CHE COSA NON FARE: Non date da mangiare al bambino dopo traumi alla testa perché è molto probabile che vomiti. Non dategli antidolorifici e nessun tipo di farmaco. Non è vero che il bambino dopo un trauma alla testa deve stare sveglio per almeno 6 ore: molto spesso lo shock, il forte dolore e lo spavento del trauma inducono il bambino ad addormentarsi di colpo: è necessario solamente controllare che il bambino possa essere svegliato, quindi che il sonno non sia troppo profondo e che appunto il bimbo dia segni di risposta agli stimoli.

CHE COSA FARE:
Nei casi in cui il bambino è vigile e risponde bene agli stimoli, potete prendere tempo è valutare meglio il da farsi. Come anticipato, stendere una pomata omeopatica all'Arnica nel punto dell'impatto e somministrare 2 granuli anche ogni 10 minuti di Arnica 30 ch. Benissimo anche ghiaccio (NON SPRAY). Aspettate almeno 6 ore dal trauma per dare da mangiare al bambino. Potete somministrare acqua ma solo a piccoli sorsi. È di fondamentale importanza osservare attentamente il bambino nelle 48 ore successive al trauma, in particolare nelle prime 8 ore.
Molto utili i seguenti rimedi di Bach: Star of Bethlehem e Rescue Remedy.
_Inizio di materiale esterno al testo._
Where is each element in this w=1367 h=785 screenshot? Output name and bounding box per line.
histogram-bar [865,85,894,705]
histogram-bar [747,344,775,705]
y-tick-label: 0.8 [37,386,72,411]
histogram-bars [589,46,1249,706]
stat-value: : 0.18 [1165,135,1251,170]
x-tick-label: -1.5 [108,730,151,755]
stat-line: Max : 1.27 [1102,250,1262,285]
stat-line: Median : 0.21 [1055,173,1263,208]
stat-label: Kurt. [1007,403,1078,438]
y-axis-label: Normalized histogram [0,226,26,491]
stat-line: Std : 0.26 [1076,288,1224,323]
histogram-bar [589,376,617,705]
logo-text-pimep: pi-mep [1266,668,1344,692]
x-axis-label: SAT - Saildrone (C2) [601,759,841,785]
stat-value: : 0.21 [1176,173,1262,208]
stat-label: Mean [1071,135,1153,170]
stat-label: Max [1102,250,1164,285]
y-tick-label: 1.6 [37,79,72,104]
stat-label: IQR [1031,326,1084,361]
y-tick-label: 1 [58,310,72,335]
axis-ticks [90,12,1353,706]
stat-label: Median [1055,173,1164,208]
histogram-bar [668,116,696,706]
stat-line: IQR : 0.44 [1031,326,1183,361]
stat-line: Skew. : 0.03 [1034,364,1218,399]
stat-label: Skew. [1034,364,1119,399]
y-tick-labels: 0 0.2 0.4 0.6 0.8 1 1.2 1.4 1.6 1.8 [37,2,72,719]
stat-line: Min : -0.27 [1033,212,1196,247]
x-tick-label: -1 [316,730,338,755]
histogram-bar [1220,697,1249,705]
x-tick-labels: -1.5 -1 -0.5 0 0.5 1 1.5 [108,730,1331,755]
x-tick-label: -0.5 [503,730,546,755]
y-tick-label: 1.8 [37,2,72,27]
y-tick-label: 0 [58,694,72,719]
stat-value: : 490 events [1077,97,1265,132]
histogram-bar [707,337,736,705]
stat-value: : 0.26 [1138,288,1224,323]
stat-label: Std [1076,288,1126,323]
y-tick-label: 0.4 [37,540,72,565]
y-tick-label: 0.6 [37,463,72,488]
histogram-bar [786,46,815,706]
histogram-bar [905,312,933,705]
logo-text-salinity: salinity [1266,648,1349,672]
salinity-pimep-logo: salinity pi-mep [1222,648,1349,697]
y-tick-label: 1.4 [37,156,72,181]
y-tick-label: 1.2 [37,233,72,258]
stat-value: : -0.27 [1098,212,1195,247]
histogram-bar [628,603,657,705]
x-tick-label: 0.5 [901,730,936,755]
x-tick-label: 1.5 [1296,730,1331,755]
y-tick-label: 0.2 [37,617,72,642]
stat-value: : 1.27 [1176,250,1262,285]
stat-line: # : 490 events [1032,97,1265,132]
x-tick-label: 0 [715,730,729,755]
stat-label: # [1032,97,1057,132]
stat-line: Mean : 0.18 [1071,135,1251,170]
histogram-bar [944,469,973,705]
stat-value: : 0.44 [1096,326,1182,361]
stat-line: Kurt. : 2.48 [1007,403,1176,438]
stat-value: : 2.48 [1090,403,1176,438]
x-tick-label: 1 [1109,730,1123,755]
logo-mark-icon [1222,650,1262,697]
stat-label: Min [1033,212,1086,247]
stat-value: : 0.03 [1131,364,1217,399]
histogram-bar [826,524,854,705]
RECARSI AL PRONTO SOCCORSO SE:

- il bambino ha meno di un anno;

- il trauma ha interessato il collo;

- il bambino è privo di coscienza;

- il taglio è esteso e il sanguinamento non termina in qualche minuto, in quanto potrebbe necessitare di una sutura o anche solo di applicazione di colla;

- la caduta è avvenuta da un punto alto più di un metro;

- il trauma è stato molto forte;

- dopo il trauma il bambino piange per più di 15 minuti di continuo;

- vomita da tre o quattro volte in su o il vomito compare dopo le 24 ore;

- ha difficoltà a vedere e a riconoscervi;

- non riesce a camminare;

- perde sangue o un liquido acquoso dal naso o da un orecchio."